Most of the Spanish and Dutch silver coin that was brought to the colonies came from the well-known-and illegal-commerce with the West Indies and Africa, the so-called triangular trade. Slaves and rum were key ingredients, and profits were taken in silver and, to a lesser extent, gold. The English government had enacted strict mercantile laws to keep the colonists from trading with areas reserved for English merchants, while Spain forbade all Englishmen to trade with their colonies. Neither prohibition was very effective against the Yankee ship captains, however.
By the 1690s at the latest, the term "dollar" was in widespread use throughout the English colonies in America to describe the Spanish eight reales and the Dutch daalder. The latter was usually called a Lion Dollar to distinguish it from the Spanish dollar of eight reales. Contracts requiring monetary payment in silver coin almost always stipulated the Spanish or Lion dollar by name because of their reputation for quality.
The Dutch, for internal political reasons, began to strike fewer Lion dollars toward the end of the seventeenth century, and by 1700 they were virtually a thing of the past. In America the Spanish dollar gradually became the single accepted standard of value and the yardstick by which all other monies were judged. Colonies had begun to issue paper currency in the 1690s, and its circulating value depended upon the rate of conversion into Spanish silver coin.
It should be noted that the Spanish dollar was not the only silver coinage to be used in the colonies. The Mexico City Mint-as well as several others struck a considerable number of fractional pieces, such as half real, real, and two reales coins} Other denominations were made but never achieved widespread use.
In November 1766 Maryland authorized the issuance of paper money with dollar denominations. These were issued early in 1767 and constitute the first official use of the dollar as the name for a monetary unit in the colonial American economic system.

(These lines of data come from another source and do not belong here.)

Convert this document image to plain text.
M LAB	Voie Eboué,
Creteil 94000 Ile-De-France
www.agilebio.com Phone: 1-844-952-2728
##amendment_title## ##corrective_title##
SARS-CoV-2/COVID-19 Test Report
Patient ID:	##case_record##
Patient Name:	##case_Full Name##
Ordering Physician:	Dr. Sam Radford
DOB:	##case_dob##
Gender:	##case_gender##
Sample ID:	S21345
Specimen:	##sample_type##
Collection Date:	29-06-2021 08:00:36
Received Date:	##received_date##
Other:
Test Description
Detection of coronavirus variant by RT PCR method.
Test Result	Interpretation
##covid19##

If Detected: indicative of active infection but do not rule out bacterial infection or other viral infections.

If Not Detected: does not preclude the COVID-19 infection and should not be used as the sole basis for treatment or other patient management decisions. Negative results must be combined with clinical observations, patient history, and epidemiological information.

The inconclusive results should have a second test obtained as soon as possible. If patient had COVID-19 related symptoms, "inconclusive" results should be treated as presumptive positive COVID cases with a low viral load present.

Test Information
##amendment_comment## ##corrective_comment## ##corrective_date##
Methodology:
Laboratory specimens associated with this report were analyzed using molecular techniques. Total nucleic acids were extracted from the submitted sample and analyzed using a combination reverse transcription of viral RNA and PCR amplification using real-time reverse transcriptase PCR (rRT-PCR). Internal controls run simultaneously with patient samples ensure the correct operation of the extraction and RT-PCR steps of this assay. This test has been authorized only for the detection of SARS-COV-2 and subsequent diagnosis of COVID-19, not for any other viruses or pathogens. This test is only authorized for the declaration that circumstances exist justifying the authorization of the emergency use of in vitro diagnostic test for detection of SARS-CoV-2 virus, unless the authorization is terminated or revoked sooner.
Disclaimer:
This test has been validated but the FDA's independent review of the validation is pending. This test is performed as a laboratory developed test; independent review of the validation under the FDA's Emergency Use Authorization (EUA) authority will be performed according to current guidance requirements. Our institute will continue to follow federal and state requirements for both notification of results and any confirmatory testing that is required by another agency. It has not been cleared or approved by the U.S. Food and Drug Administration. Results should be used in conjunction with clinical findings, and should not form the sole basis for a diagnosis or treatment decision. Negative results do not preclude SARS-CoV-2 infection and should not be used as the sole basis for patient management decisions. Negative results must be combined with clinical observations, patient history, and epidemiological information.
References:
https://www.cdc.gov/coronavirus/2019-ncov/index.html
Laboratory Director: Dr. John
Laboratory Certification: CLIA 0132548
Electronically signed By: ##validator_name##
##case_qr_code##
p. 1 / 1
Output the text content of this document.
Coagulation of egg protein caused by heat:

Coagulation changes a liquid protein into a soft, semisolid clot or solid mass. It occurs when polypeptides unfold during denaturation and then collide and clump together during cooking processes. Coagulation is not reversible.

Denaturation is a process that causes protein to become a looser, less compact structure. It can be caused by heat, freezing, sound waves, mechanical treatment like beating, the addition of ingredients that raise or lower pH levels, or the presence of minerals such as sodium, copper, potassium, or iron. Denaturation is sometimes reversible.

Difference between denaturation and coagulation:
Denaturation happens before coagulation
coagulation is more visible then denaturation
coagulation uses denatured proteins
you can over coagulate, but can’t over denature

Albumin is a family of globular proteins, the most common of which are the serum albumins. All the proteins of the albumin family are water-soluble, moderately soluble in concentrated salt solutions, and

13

Values from 1/9th of a dollar to $8 were issued. It was a historic moment when the Maryland government officially recognized what the public had been using in terminology for decades.
For some curious reason little numismatic attention has been paid to this first issue of "dollars." There were 12,000 printed of the $1 value. For those who collect the dollar, there could be no finer way to begin a collection than with the Maryland issue of 1767. In due course other colonies adopted this policy, and in 1775 the Continental Congress ordered currency printed in dollar denominations.
One of the great numismatic mysteries of the colonial era is the so-called Continental "dollar" of 1776. Almost certainly the original dies were prepared in order to strike a silver dollar, equivalent to the Spanish eight reales. It did not take long for those behind this issue to realize that bullion was going to be a problem, not to mention the potential of inflation from ever-increasing amounts of paper being issued. Those who believe that the 1776 Continental dollar was semi-official can point to the fact that the Continental Congress did not issue a one-dollar bill from 1776 to 1778, perhaps in hopes that a dollar coin could circulate.
The rapid inflation in the United States after 1777 doomed any proposals for a hard currency until the rebellion was over. With the coming of peace in early 1783, official thoughts turned to coinage once more. Minister of Finance Robert Morris, on his own authority, had patterns of silver and copper made. None of these, however, was of dollar size.